A bigger note: Even on the strict law-of-the-case matter, this is going to be a mess. There's been active lawsuits dating back to at least California's SB 1172 in 2012, which was upheld by the Ninth Circuit in 2013, in a case that SCOTUS named and shamed in 2017. There's been a circuit split since 2020's Otto v. City of Boca Raton; cases had reached SCOTUS as far back as 2014, and as recent as 2023, only to have cert denied. 23 states have laws that are near mirrors of this one, another 4 states have partial variants. One was overturned days after SCOTUS granted cert in this case. I... do not expect clarity from the First, Second, Third, or Ninth Circuit in the next year, outright. We might not know for the Tenth Circuit, or just the bounds of Colorado, specifically, in a year.

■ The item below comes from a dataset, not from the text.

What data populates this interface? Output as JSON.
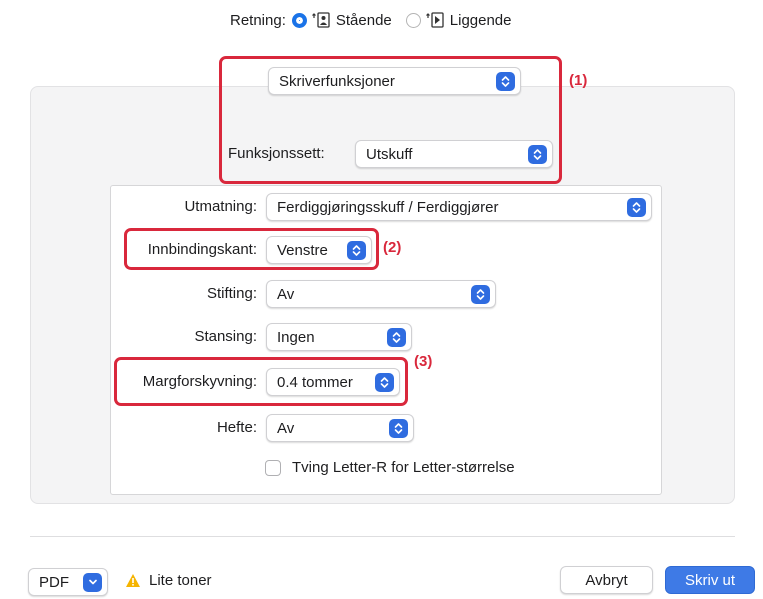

From a legal realism perspective, it doesn't 'matter'. This specific law hadn't been enforced yet, and indeed (despite that decade-plus legal limbo and wide spread), I couldn't find any clear cases of legal enforcement. If a licensing board was going to pull a therapist's card over this sorta thing, they can readily and rapidly find other fig leafs causes, even while focusing on the exact same therapy.

From a more pragmatic one than even that, though, the court's intransigence seems likely to have a longer-term impact. At minimum, this points to a no-go-zone for a philosophy, and one that's been allowed to sit for well over a decade: whatever natural resistance the psychiatric world might have toward social conservatives, this one there on top of that, and coincidentally no one in good standing with the APA will ever argue in favor of these policies, a note that should be relevant even or especially if they are clearly wrong. Therapists are more law-abiding than average (at least on the job), and even a purely illusory law will lead the marginal therapists to be just that little bit more cautious, even if only in extreme outlier cases.

SCOTUS remanded this case. I expect to see it back in the high court in a couple of years, after the district court finds that Colorado has a compelling state interest in protecting gay children from deconversion or something.

It's definitely possible. I've been wrong on that in Fulton, but the facts of this case are so open-ended and the potential impact so wide, there's more cause to do so.